Rasha’s father and mother split up before she was born, and her grandmother raised her. She says she has never met her father or the man that she was married to without her knowledge.

Islam forbids forced marriages. Though fathers must grant permission for daughters to marry, they cannot force their daughters to marry somebody of their choice. Furthermore, dowry is supposed to be paid to and left under the control of the woman getting married.

Nevertheless, in Rasha’s case the old man demanded a reimbursement of the dowry. Furthermore, the girl learned that her geriatric husband has been collecting social insurance payments since she was 10 after she was placed on his family ID card.

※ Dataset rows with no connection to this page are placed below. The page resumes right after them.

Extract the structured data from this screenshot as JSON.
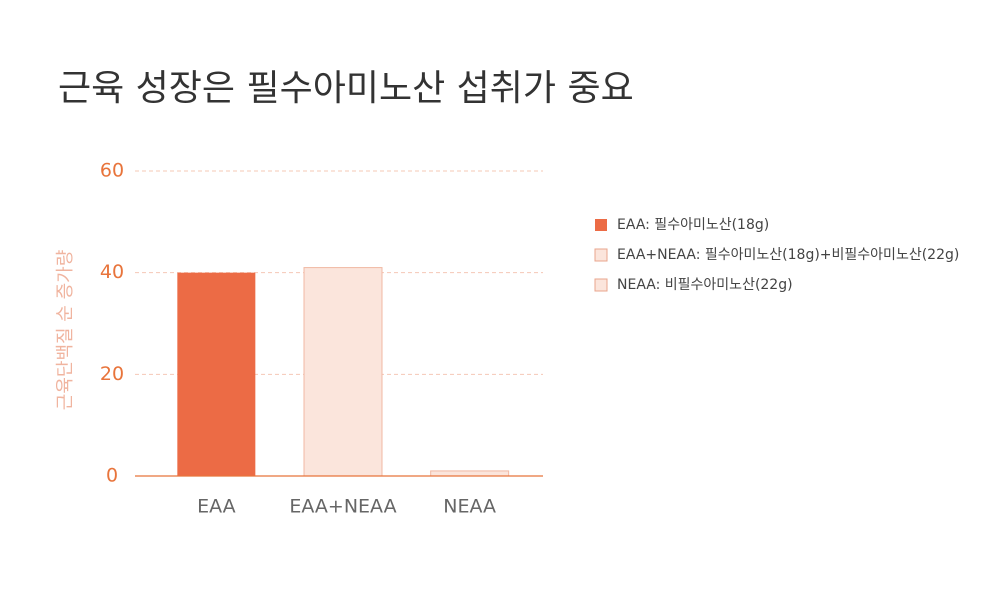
{
  "chart_data": {
    "type": "bar",
    "title": "근육 성장은 필수아미노산 섭취가 중요",
    "y_label": "근육단백질 순 증가량",
    "categories": [
      "EAA",
      "EAA+NEAA",
      "NEAA"
    ],
    "values": [
      40,
      41,
      1
    ],
    "colors": [
      "#ec6b45",
      "#fbe5dc",
      "#fbe5dc"
    ],
    "legend": [
      "EAA: 필수아미노산(18g)",
      "EAA+NEAA: 필수아미노산(18g)+비필수아미노산(22g)",
      "NEAA: 비필수아미노산(22g)"
    ],
    "ylim": [
      0,
      60
    ],
    "yticks": [
      0,
      20,
      40,
      60
    ],
    "grid": true
  }
}
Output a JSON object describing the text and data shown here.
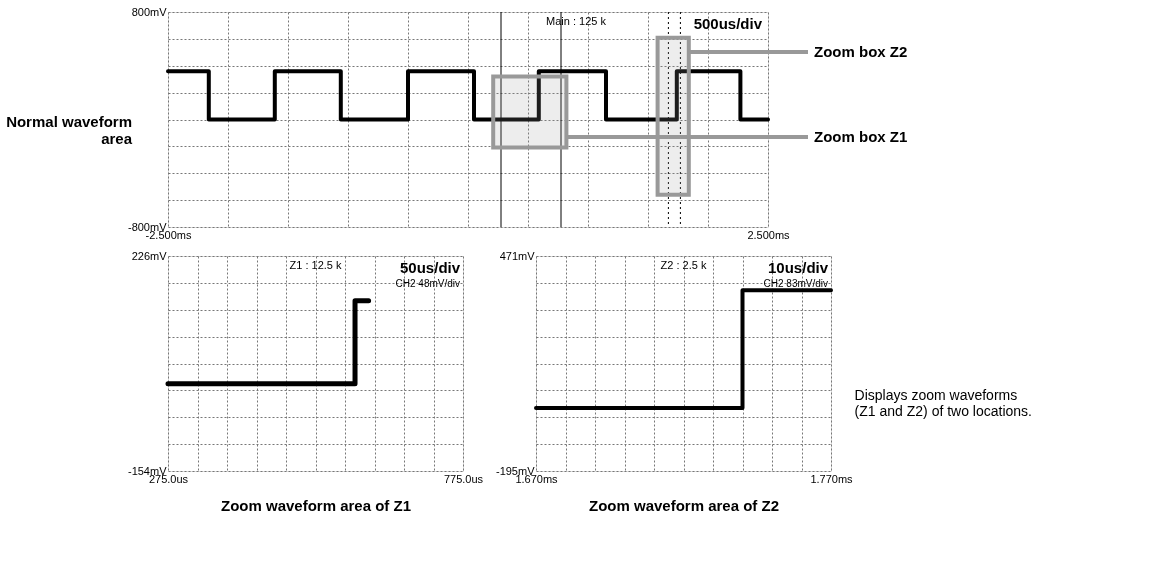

Officials at the Civil Affairs Directorate, which is under the Interior Ministry and in charge of registering the civil status of Saudi citizens, told Rasha to file a suit against her father and the old man in court. The court ordered her to take out newspaper advertisements to find the old man. A tip from somebody who read the announcement led to the discovery that the old man is demanding a refund of the dowry.

“I waited for a year looking for someone who would pay me this amount until Princess Jawhara bint Abdul Aziz took the initiative and donated the entire amount. When I took the money to the judge to complete my divorce procedures, he said the case was closed,” Rasha said.

Shut out of the legal system, Rasha is now appealing to the government and human rights activists to help her out of this predicament.